A central reason for the weakness
of the Christian faith in the West is the deficiency
of discipleship among those who are Christians,
including many leaders who are committed to Jesus
Christ.


There are many reasons for this deficiency, such as poor teaching, lack of vision, fear of the complexity of the issues, an inability to make a persuasive case publicly, and so on. But the major problem is what is known technically as the “privatization” of faith, the way in which the modern world bifurcates the spiritual and secular, so that faith in the modern
world is “compartmentalized” and becomes “privately engaging but publicly irrelevant.” Sayyid Qutb, the formidable ideologue behind Osama bin Laden, described it as the “desolate separation” of Christian faith and life and the “hideous schizophrenia” of the modern world.
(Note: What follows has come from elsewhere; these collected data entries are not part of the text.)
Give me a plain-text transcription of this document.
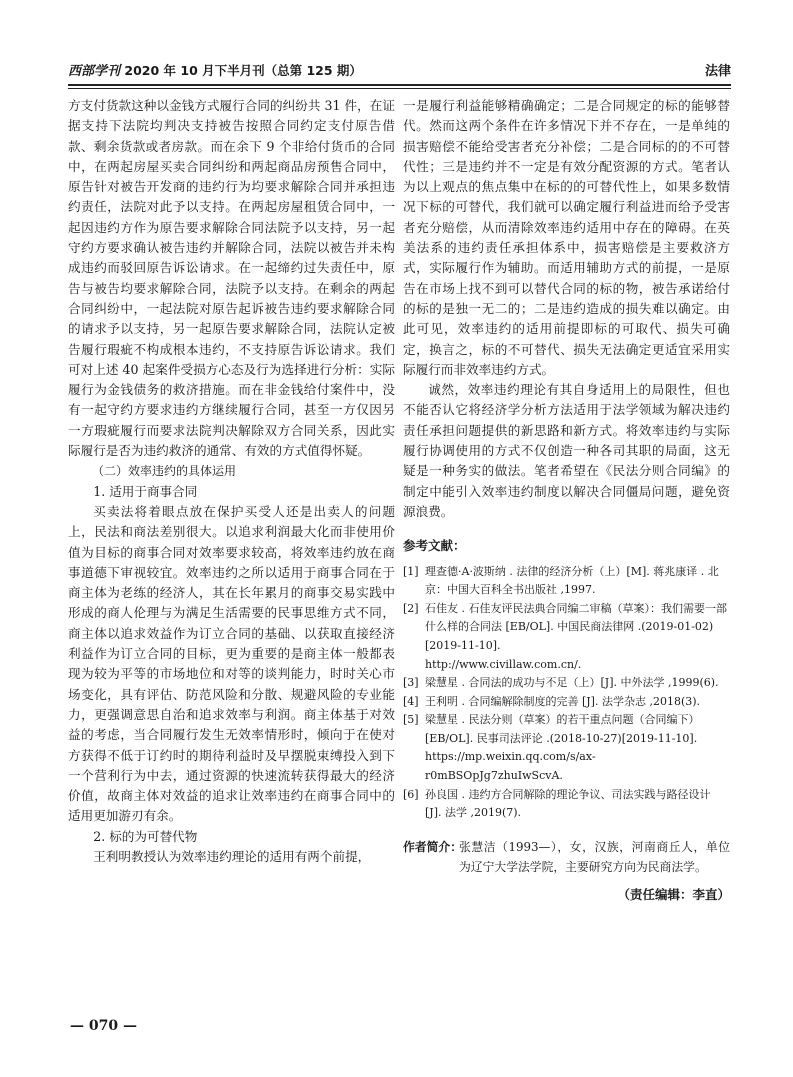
西部学刊 2020 年 10 月下半月刊（总第 125 期）	法律

方支付货款这种以金钱方式履行合同的纠纷共 31 件，在证据支持下法院均判决支持被告按照合同约定支付原告借款、剩余货款或者房款。而在余下 9 个非给付货币的合同中，在两起房屋买卖合同纠纷和两起商品房预售合同中，原告针对被告开发商的违约行为均要求解除合同并承担违约责任，法院对此予以支持。在两起房屋租赁合同中，一起因违约方作为原告要求解除合同法院予以支持，另一起守约方要求确认被告违约并解除合同，法院以被告并未构成违约而驳回原告诉讼请求。在一起缔约过失责任中，原告与被告均要求解除合同，法院予以支持。在剩余的两起合同纠纷中，一起法院对原告起诉被告违约要求解除合同的请求予以支持，另一起原告要求解除合同，法院认定被告履行瑕疵不构成根本违约，不支持原告诉讼请求。我们可对上述 40 起案件受损方心态及行为选择进行分析：实际履行为金钱债务的救济措施。而在非金钱给付案件中，没有一起守约方要求违约方继续履行合同，甚至一方仅因另一方瑕疵履行而要求法院判决解除双方合同关系，因此实际履行是否为违约救济的通常、有效的方式值得怀疑。

（二）效率违约的具体运用

1. 适用于商事合同

买卖法将着眼点放在保护买受人还是出卖人的问题上，民法和商法差别很大。以追求利润最大化而非使用价值为目标的商事合同对效率要求较高，将效率违约放在商事道德下审视较宜。效率违约之所以适用于商事合同在于商主体为老练的经济人，其在长年累月的商事交易实践中形成的商人伦理与为满足生活需要的民事思维方式不同，商主体以追求效益作为订立合同的基础、以获取直接经济利益作为订立合同的目标，更为重要的是商主体一般都表现为较为平等的市场地位和对等的谈判能力，时时关心市场变化，具有评估、防范风险和分散、规避风险的专业能力，更强调意思自治和追求效率与利润。商主体基于对效益的考虑，当合同履行发生无效率情形时，倾向于在使对方获得不低于订约时的期待利益时及早摆脱束缚投入到下一个营利行为中去，通过资源的快速流转获得最大的经济价值，故商主体对效益的追求让效率违约在商事合同中的适用更加游刃有余。

2. 标的为可替代物

王利明教授认为效率违约理论的适用有两个前提，

一是履行利益能够精确确定；二是合同规定的标的能够替代。然而这两个条件在许多情况下并不存在，一是单纯的损害赔偿不能给受害者充分补偿；二是合同标的的不可替代性；三是违约并不一定是有效分配资源的方式。笔者认为以上观点的焦点集中在标的的可替代性上，如果多数情况下标的可替代，我们就可以确定履行利益进而给予受害者充分赔偿，从而清除效率违约适用中存在的障碍。在英美法系的违约责任承担体系中，损害赔偿是主要救济方式，实际履行作为辅助。而适用辅助方式的前提，一是原告在市场上找不到可以替代合同的标的物，被告承诺给付的标的是独一无二的；二是违约造成的损失难以确定。由此可见，效率违约的适用前提即标的可取代、损失可确定，换言之，标的不可替代、损失无法确定更适宜采用实际履行而非效率违约方式。

诚然，效率违约理论有其自身适用上的局限性，但也不能否认它将经济学分析方法适用于法学领域为解决违约责任承担问题提供的新思路和新方式。将效率违约与实际履行协调使用的方式不仅创造一种各司其职的局面，这无疑是一种务实的做法。笔者希望在《民法分则合同编》的制定中能引入效率违约制度以解决合同僵局问题，避免资源浪费。

参考文献：
[1] 理查德·A·波斯纳 . 法律的经济分析（上）[M]. 蒋兆康译 . 北京：中国大百科全书出版社 ,1997.
[2] 石佳友 . 石佳友评民法典合同编二审稿（草案）：我们需要一部什么样的合同法 [EB/OL]. 中国民商法律网 .(2019-01-02)[2019-11-10].
http://www.civillaw.com.cn/.
[3] 梁慧星 . 合同法的成功与不足（上）[J]. 中外法学 ,1999(6).
[4] 王利明 . 合同编解除制度的完善 [J]. 法学杂志 ,2018(3).
[5] 梁慧星 . 民法分则（草案）的若干重点问题（合同编下）[EB/OL]. 民事司法评论 .(2018-10-27)[2019-11-10].
https://mp.weixin.qq.com/s/ax-r0mBSOpJg7zhuIwScvA.
[6] 孙良国 . 违约方合同解除的理论争议、司法实践与路径设计 [J]. 法学 ,2019(7).
作者简介：
张慧洁（1993—），女，汉族，河南商丘人，单位为辽宁大学法学院，主要研究方向为民商法学。
（责任编辑：李直）
— 070 —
Privatization is a body blow to the integrity and effectiveness of faith, and therefore to both its faithfulness and its cultural strength. When it occurs, faith and fellowship resemble a hot tub to be enjoyed, rather than a weight room to equip leaders to enter the game and make a decisive difference.

Os Guiness & thanks for the picture amy carroll

5 comments:

chris said...

"Privatization is a body blow to the integrity and effectiveness of faith." nuts. dude, i am all about that photo.

h. e. c. said...

re: faith and fellowship resemble a hot tub to be enjoyed --

thinking of the tranformation of the christian so that their faith permiates anything they do -- the effort is part of the effort of life, there is no compartmentalization -- all action becomes sacred, "everything that rises must converge" -- and there is a freedom to it, to recognize the best and praise it, no matter where it is found.

lots of thoughts.

Sarah Sharp said...

I really like the word "bifurcate"

h. e. c. said...

i like the word "soup" better.

Anonymous said...

kinda hard to understand...all these intellectual [english!] words are not what you learn in germany...
but wow...amazing...and so true. could be frustrating...it is frustrating the longer i think about it...but isn't the amazing part that we can start changing that?